Cast: Randeep Hooda, Shahana Goswami
Director: Arjun Bali
Rubaru starring Randeep Hooda and Shahana Goswami has a running time of just one hour and fifty odd minutes, and yet when the lights come back on at the end of the film, you feel like you've spent a lifetime inside the cinema.
Directed by first-timer Arjun Bali, Rubaru is a fairly straight-out rip-off of the Jennifer Love Hewitt-starrer If Only.
Hooda and Goswami star as an unmarried live-in couple in Bangkok who seem to love each other dearly, but bicker and squabble and kiss and make-up just like most young couples do.
He's obsessed with his career, she's looking for a commitment from him. He's focused on getting a client to come on board; she's upset he's forgotten their anniversary. You can see how the situation lends itself to all sorts of silly arguments and disappointments. Then one day, he loses her. For good.
Well not for good, you realise soon enough. He's given another chance to live out that fateful day all over again. And it's up to him to take things into his own hands.
Predictable to the point of being boring, Rubaru is really a test for everyone who's brave enough to take it — how long can you stay awake before you inevitably fall asleep? It's true, this is exactly the kind of film that reclining seats were invented for.

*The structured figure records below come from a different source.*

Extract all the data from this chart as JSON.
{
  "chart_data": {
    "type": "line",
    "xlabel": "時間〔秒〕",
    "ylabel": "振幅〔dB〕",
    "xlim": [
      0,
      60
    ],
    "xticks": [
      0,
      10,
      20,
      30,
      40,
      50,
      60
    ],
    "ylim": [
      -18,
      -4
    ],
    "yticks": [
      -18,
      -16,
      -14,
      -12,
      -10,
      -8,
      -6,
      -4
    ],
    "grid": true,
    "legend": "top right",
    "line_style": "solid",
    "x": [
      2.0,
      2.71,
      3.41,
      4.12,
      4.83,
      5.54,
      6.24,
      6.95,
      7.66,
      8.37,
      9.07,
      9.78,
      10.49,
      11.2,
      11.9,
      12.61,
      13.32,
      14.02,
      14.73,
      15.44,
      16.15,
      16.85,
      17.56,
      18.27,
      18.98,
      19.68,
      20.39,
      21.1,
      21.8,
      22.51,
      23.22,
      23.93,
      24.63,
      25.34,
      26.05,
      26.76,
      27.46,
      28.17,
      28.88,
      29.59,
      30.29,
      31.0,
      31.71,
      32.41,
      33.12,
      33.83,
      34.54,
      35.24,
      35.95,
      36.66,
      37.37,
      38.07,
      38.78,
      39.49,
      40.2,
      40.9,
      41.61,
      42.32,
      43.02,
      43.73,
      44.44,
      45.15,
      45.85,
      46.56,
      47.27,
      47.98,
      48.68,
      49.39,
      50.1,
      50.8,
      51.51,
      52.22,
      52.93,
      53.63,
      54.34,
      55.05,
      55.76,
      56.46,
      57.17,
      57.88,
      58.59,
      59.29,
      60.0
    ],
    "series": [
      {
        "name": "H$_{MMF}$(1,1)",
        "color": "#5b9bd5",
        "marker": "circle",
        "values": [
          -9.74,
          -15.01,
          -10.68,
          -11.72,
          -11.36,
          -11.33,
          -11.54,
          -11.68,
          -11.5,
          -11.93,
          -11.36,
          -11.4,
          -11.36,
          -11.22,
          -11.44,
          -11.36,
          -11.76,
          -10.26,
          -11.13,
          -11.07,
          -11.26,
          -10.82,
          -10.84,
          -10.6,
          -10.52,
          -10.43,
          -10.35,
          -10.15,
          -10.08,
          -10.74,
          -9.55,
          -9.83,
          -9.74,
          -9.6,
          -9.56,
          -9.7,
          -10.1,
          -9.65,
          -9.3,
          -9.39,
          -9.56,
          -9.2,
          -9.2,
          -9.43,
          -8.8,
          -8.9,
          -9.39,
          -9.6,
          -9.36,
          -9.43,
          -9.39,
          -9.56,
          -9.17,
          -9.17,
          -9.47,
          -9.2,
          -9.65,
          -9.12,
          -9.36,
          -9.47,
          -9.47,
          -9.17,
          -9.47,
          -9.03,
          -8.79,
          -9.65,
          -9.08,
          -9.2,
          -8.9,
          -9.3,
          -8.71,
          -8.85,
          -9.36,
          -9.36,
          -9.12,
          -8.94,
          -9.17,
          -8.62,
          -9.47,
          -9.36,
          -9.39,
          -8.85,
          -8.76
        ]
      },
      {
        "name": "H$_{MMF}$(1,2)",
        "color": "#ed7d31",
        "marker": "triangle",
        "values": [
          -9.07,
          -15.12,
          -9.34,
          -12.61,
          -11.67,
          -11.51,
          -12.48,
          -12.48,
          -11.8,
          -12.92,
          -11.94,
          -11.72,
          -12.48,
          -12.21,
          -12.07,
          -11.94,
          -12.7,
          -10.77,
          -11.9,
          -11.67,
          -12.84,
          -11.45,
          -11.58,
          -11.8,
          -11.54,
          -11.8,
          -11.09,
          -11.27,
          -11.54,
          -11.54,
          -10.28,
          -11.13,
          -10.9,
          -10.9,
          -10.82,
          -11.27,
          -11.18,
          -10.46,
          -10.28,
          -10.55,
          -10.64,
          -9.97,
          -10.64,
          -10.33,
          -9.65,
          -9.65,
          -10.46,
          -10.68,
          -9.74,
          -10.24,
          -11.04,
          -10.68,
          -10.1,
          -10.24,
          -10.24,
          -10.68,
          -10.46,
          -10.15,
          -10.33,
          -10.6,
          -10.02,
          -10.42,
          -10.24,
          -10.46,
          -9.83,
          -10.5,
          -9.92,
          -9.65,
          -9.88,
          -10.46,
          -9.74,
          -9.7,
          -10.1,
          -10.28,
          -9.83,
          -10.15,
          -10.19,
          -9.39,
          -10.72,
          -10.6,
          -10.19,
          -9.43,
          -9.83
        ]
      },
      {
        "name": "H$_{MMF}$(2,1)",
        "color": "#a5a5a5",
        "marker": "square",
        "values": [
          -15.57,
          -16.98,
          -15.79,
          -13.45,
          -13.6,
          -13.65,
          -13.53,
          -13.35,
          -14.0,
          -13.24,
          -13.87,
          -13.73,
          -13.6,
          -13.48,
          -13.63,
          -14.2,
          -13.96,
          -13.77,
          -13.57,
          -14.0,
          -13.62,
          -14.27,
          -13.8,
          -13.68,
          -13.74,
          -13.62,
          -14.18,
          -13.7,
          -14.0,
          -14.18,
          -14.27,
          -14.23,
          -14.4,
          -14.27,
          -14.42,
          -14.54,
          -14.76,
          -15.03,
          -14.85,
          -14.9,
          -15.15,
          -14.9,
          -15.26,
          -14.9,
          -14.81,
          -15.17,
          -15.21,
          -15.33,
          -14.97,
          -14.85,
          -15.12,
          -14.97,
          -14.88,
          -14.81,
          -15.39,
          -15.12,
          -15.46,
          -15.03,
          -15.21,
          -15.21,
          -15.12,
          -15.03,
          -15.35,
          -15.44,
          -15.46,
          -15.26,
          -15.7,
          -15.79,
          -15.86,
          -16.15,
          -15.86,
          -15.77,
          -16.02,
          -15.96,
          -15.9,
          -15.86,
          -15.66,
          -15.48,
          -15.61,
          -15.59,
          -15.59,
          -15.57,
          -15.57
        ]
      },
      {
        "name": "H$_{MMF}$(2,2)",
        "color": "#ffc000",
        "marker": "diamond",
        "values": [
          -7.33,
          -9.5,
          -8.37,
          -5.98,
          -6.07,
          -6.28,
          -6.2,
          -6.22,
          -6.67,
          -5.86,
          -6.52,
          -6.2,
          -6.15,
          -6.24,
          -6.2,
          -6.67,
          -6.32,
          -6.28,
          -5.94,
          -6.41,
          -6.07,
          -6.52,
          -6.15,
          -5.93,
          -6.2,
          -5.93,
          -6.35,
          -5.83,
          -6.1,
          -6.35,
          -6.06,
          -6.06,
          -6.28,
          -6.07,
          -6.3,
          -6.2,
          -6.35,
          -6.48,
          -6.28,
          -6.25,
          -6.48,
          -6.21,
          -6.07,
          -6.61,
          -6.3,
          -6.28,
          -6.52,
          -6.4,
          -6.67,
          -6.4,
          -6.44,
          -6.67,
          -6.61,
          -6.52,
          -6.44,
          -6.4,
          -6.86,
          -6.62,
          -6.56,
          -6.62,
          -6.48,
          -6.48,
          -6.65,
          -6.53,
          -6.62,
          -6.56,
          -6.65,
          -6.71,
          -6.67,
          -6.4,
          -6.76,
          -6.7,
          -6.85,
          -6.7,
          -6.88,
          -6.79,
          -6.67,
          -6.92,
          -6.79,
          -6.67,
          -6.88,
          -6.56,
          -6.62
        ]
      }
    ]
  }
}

Some of the early banter between the two leads might strike you as familiar; the writers tap into very relatable everyday situations to derive some of the dialogue between the actors.
But before long, the screenplay slips into tedious clichés. You know the guy's going to do things differently when he's given a second chance, you know he loves this girl and he doesn't want her to die, so you know he's going to go to great lengths to make sure it doesn't happen again.
All understandable. But what's hard to digest is the manner in which it all unfolds, and the ridiculous side characters you're introduced to, including a Punjabi-spouting taxi-driver who's a cross between a shrink and a philosopher.
The only thing that's going for Rubaru is its leading lady Shahana Goswami, who dazzled us recently in Rock On. She's a complete natural, a flesh-and-blood person, imperfect and believable unlike many of our plastic princesses on screen.
Shahana plays it real in Rubaru, despite her poorly written character. Randeep Hooda meanwhile, too young and too inexperienced to create a solid character out of his feebly written role, just about manages to get through the film without any major mis-steps.
The film doesn't work, and that's because it doesn't even try. Neat sets and glossy photography can't make up for a weak plot.
I'm going with one out of five for director Arjun Bali's dull and dreary Rubaru. Incidentally, the original film it was copied from — If Only — never got a theatrical release, it went straight to video.
If you ask me, Rubaru deserves the same fate.